Mehrere Punkte schwächen die Aussagekraft der Studie jedoch ab: Auch Patienten mit Asthma-Anamnese und Bluteosinophilie wurden aufgenommen, entsprechend waren sehr viele Patienten zuvor auf ICS. Dies erklärt vermutlich die Exazerbationen, die im LABA/LAMA-Arm oft schon innerhalb kurzer Zeit nach Absetzen von ICS auftraten. Zudem wurden Patienten mit einer Bluteosinophilenzahl von < 0,15 und > 0,15 G/L Eosinophilen hinsichtlich Outcome verglichen. Dabei ergab sich kein signifikanter Unterschied. Dieser Cut-Off liegt aber sehr viel tiefer, als zur Unterscheidung von ACO beziehungsweise der nicht-eosinophilen COPD als sinnvoll gilt. Die Gruppe sogenannter eosinophiler COPD mit > 0,15 G/L Bluteosinophilen dürfte entsprechend viele Patienten mit nicht signifikanter Eosinophilie enthalten haben. In einer nachträglichen Subgruppenanalyse zeigte sich dann deutlich, dass der Benefit einer ICS-haltigen Therapie bezüglich der Reduktion des Exazerbationsrisikos signifikant zunahm, je höher die Bluteosinophilenzahl lag .

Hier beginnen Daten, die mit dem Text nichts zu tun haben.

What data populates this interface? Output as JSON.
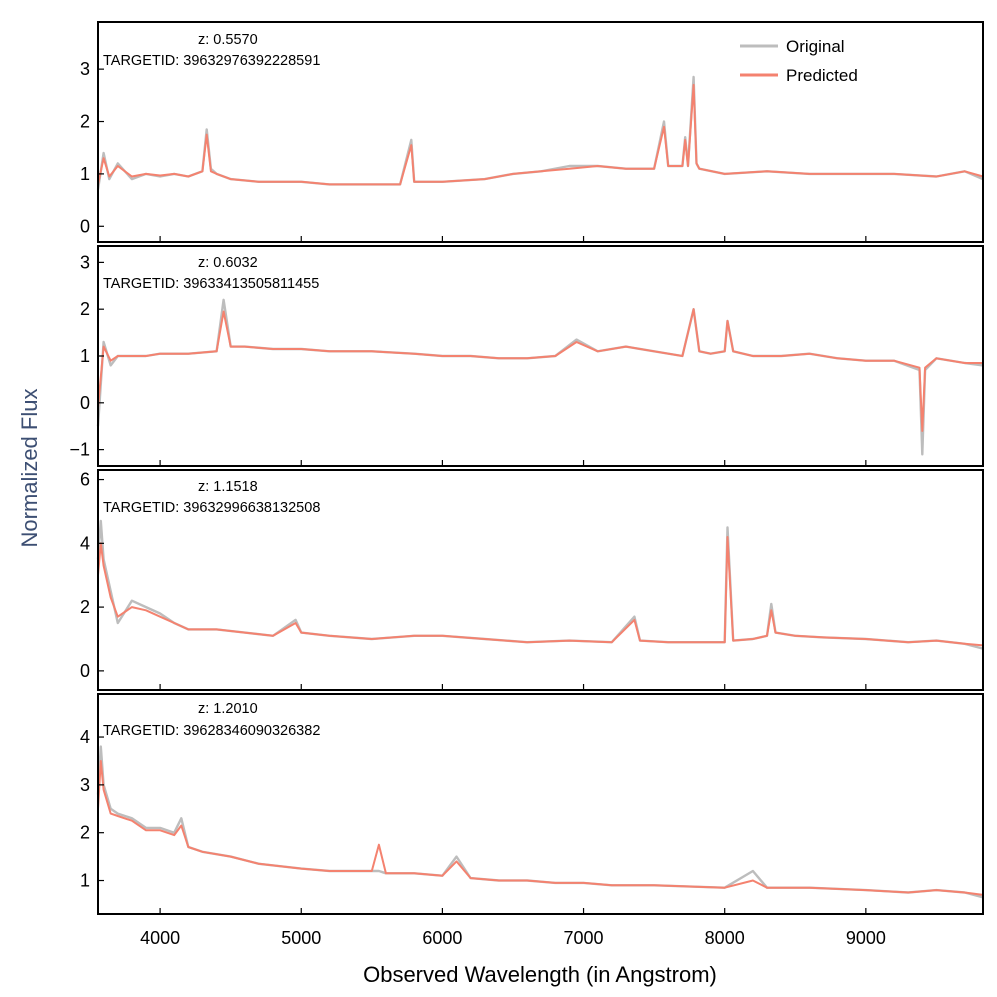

Das Update 2019 der GOLD-Richtlinien empfiehlt erstmals die Messung der Eosinophilenzahl im Blut. Bei häufigen Exazerbationen und einer Bluteosinophilie > 0,3 G/L werden ICS klar favorisiert. Bei Werten zwischen 0,1 und 0,3 G/L kann der Arzt nach GOLD eine Triple-Therapie versuchen. Lässt sich die Exazerbationsrate so nicht senken, muss wieder auf eine duale Bronchodilatation umgestellt werden.